Masterarbeit

Assessing Data Quality in Digital Research Dataset Metadata to improve Discoverability and Interdisciplinary Reuse

Research Area

Intelligent Information Management

Students

Advisers

Nowadays, scientists are encouraged to publish their research artifacts in established research data repositories so that others can find and reuse it. In this publishing process, researchers typically provide additional information as metadata to describe characteristics of such as dataset. This metadata is then exposed in different typical formats by a data repository together with the research artifact and used for for indexing and crawling activities. Nevertheless, the discoverability of such a research dataset is often still limited and mainly focusing on administrative metadata and less on structured descriptive metadata on the content of such a dataset.
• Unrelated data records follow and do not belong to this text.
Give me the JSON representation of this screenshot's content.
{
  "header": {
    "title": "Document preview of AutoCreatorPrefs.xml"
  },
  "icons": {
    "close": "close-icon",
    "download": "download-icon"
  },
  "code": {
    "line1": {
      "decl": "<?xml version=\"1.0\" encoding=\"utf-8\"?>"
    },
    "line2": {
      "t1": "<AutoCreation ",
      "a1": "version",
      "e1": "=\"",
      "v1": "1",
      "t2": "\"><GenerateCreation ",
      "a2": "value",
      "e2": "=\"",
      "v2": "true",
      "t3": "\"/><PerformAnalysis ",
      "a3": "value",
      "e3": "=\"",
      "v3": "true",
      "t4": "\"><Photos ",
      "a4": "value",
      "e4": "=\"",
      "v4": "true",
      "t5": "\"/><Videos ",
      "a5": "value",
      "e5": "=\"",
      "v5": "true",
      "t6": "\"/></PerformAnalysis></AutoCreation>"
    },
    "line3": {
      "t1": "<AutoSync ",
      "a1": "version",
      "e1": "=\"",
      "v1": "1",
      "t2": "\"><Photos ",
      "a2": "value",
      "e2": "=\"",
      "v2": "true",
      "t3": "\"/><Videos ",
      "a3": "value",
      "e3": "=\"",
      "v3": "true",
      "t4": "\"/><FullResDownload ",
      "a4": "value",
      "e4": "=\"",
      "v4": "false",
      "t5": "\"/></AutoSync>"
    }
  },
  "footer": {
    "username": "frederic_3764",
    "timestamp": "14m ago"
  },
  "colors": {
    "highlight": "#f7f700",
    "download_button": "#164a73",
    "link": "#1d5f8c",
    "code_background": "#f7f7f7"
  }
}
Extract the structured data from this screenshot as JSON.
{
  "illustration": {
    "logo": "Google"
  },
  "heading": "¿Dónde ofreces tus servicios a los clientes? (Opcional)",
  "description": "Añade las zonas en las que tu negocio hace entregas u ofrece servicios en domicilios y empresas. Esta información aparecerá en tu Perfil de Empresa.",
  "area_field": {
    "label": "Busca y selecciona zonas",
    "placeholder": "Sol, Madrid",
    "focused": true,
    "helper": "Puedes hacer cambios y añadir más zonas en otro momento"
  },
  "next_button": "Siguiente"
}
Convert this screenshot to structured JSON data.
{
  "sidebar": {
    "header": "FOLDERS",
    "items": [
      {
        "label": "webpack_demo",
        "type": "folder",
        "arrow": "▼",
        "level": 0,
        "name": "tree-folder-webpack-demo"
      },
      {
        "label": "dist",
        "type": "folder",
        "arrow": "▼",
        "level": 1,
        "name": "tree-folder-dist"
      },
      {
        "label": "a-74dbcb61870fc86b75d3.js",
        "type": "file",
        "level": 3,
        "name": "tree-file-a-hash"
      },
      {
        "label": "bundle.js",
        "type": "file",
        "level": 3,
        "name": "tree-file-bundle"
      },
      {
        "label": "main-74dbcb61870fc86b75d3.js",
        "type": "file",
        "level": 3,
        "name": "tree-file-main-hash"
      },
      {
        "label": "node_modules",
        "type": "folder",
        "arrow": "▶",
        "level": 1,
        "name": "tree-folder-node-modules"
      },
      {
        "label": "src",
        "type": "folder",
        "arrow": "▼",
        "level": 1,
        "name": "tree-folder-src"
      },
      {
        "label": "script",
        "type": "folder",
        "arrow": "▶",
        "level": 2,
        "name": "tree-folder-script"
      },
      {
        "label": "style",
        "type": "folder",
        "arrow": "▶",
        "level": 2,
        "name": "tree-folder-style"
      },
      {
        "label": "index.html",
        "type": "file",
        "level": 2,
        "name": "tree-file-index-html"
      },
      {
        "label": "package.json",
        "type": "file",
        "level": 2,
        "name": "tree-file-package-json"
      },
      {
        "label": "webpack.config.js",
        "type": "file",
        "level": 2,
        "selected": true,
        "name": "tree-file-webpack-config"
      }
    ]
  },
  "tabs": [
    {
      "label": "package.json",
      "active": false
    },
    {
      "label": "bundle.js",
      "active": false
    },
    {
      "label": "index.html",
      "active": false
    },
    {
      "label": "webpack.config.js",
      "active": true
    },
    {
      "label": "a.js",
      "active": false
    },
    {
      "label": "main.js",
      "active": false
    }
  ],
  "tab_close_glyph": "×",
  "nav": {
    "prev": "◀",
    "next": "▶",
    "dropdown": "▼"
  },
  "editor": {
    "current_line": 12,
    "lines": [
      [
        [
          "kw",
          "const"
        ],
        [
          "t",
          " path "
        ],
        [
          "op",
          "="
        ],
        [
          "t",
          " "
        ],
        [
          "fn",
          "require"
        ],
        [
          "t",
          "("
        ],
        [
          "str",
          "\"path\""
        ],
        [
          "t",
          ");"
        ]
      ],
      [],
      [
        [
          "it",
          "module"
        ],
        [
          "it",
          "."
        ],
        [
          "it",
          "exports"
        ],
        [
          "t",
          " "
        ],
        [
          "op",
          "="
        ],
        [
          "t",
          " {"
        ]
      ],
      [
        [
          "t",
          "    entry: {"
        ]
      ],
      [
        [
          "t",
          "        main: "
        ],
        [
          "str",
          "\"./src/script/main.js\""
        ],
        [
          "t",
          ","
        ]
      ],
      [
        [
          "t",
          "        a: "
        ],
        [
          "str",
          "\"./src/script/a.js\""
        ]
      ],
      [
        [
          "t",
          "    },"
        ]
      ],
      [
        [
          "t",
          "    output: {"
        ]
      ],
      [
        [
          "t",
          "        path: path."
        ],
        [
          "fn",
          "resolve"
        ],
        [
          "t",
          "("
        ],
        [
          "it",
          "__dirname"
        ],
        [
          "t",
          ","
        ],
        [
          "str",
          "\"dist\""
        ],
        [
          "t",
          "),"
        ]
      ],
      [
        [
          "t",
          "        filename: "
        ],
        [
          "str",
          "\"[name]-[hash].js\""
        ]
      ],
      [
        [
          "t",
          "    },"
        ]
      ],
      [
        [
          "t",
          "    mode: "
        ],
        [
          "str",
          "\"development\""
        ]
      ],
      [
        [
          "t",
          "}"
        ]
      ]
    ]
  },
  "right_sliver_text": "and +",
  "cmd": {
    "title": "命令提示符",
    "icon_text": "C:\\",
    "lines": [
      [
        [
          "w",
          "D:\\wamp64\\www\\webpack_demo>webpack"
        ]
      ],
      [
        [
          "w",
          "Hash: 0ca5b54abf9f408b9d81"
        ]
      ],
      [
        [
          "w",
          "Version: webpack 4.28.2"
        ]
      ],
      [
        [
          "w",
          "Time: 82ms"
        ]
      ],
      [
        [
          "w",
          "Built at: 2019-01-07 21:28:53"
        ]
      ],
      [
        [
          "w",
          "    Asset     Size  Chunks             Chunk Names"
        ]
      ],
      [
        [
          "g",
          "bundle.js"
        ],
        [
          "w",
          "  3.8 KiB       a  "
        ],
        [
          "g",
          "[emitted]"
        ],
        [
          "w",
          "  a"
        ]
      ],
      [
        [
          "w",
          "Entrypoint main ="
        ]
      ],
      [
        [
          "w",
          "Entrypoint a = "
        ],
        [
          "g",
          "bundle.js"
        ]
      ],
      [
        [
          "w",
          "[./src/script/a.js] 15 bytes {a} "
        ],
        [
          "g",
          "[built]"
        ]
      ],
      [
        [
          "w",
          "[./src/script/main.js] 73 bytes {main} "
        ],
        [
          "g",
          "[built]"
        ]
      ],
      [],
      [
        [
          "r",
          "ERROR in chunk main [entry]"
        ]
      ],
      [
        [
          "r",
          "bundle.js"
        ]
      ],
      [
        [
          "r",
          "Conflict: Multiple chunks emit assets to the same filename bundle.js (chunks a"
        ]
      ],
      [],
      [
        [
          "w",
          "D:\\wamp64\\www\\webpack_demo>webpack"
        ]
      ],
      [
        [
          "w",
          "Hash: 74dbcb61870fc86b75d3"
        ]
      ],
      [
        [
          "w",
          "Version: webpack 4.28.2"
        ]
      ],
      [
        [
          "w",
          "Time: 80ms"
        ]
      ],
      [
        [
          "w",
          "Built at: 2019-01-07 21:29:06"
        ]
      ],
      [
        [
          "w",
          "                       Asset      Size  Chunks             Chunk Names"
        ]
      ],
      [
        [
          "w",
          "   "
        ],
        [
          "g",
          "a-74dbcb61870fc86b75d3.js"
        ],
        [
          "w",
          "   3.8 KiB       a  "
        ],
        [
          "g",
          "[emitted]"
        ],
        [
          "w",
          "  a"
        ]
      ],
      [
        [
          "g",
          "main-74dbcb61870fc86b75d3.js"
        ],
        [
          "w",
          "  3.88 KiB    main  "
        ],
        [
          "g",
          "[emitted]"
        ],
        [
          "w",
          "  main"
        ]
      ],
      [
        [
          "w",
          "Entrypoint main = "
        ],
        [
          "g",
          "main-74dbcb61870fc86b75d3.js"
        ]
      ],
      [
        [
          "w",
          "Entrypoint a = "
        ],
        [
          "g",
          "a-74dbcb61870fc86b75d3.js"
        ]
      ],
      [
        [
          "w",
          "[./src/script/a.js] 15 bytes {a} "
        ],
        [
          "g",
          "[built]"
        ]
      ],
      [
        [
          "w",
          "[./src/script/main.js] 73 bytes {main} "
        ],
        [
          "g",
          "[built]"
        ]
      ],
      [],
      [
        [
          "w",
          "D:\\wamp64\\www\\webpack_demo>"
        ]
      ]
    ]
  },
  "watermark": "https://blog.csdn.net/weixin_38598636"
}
In this project, we focus on data quality metrics that particularly address the discoverability of published research datasets and their assessment on existing metadata descriptions. In a first step, a typical research dataset discovery process and its shortcomings have to be described and which typical metadata description formats and schemas are commonly used for that. After a requirement and state-of-the-art analysis, relevant data quality critera have to be identified that can be measured on research dataset meta descriptions to assess the fitness to find, access and interdisciplinary reuse the dataset by other researchers for a particular use case. In a second step, it has to be checked which of these criteria can be assessed in an automated process on an existing meta description and it has to be conceptionally shown, how these measurements can be run for a given research dataset. Existing approaches such as FAIRmetrics or the OpenAIRE guidelines for Data archives can be taken into consideration for that. An implementation and evaluation has to show the feasibility and correctness of the approach based on a representative corpus of research datasets from different repositories or application domains.